A self-taught cook shares some of her recipes

Annabel Langbein
Annabel Langbein
Annabel Langbein has made it her mission to empower and inspire people to eat more fresh seasonal produce and fewer barcodes.''While I love to cook, I don't want to spend hours in the process. If I can skip or simplify a step and get the same result, I will. That's an advantage of being a self-taught cook.''

Over the next fortnight, she will be sharing some of her recipes from her new cookbook Annabel Langbein The Free Range Cook: Through the Seasons with Summer Times readers.

''Home cooking isn't about performance food and fancy tricks, it's about nourishment, resourcefulness and care,'' she says.

Much of her fresh produce is grown in extensive organic vegetable gardens on the shores of Lake Wanaka, where her television series is filmed.

''In a world that places so many demands on our lives, taking a few minutes to prepare a meal and enjoy the ritual of eating together provides a rhythm to daily life and gives us a sense of belonging and connection.''

Over more than two decades, she has earned an international following for her garden-to-table philosophy and her fail-safe recipes, which transform inexpensive seasonal ingredients into dishes with the wow factor, many of which are naturally vegetarian and/or gluten-free.


Domino potatoes
Domino potatoes
Domino potatoes

These always get rave reviews.

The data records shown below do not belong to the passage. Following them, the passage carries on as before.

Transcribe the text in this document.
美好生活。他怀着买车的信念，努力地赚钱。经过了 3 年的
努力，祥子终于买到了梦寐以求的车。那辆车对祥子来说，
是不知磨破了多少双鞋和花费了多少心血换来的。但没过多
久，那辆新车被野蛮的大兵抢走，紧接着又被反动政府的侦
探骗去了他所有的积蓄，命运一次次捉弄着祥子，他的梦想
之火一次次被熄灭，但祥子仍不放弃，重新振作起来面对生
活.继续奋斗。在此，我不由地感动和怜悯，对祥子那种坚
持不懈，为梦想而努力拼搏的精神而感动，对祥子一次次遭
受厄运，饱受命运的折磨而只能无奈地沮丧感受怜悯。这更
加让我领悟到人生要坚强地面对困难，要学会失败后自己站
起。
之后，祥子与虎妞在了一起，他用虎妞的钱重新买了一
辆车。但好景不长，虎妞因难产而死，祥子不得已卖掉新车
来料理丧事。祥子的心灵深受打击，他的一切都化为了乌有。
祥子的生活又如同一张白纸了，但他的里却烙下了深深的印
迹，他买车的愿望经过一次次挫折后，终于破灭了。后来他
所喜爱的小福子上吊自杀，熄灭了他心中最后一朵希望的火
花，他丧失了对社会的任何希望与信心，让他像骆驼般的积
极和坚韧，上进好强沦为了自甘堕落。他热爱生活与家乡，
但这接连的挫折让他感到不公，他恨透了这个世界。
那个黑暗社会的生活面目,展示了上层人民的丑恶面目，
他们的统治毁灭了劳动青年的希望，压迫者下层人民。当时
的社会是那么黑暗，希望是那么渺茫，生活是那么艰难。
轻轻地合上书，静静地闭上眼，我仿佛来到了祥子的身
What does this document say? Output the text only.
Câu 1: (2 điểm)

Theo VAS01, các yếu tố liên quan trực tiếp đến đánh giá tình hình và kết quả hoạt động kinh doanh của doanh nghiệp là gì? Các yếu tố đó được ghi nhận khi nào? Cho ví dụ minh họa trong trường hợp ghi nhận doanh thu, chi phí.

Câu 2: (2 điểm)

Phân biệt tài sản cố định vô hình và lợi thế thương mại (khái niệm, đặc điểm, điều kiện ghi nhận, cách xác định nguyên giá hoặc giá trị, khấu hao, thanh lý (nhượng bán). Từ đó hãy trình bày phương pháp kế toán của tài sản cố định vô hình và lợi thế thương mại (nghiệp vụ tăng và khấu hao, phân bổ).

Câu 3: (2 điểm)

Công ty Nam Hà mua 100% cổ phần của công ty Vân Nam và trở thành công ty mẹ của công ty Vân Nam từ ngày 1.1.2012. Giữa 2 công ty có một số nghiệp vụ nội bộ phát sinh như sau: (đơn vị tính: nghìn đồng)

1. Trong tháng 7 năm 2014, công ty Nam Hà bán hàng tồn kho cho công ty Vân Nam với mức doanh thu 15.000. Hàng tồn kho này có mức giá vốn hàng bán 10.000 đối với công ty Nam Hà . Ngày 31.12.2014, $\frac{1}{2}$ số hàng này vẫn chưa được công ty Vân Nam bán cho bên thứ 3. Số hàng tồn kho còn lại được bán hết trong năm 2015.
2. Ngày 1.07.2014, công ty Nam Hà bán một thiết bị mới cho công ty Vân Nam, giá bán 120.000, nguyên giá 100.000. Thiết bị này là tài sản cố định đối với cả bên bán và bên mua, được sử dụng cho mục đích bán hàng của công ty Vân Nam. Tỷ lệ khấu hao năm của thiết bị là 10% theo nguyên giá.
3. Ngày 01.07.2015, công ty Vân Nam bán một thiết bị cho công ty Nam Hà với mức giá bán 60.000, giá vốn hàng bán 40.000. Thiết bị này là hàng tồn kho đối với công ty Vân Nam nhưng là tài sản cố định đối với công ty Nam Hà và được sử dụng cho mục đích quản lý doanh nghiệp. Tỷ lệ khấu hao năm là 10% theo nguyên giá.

I allow one medium-large potato per person, but for hungry appetites you can cook extra - this recipe is an economical and reasonably healthy way to fill people up.

Prep time 10 mins. Cook time 40-50 mins. Serves 6.

Ingredients

6 medium-large potatoes, scrubbed
4 tbsp melted butter or extra virgin olive oil
flaky salt, to taste

Method

Preheat oven to 180degC fanbake and line a large oven tray or shallow oven dish with baking paper. Slice potatoes very thinly, then stack back together and flatten out on the prepared tray or dish in overlapping rows like fallen dominoes. Drizzle or brush with melted butter or oil and season with salt. Bake until golden and crispy (40-50 minutes, depending on thickness).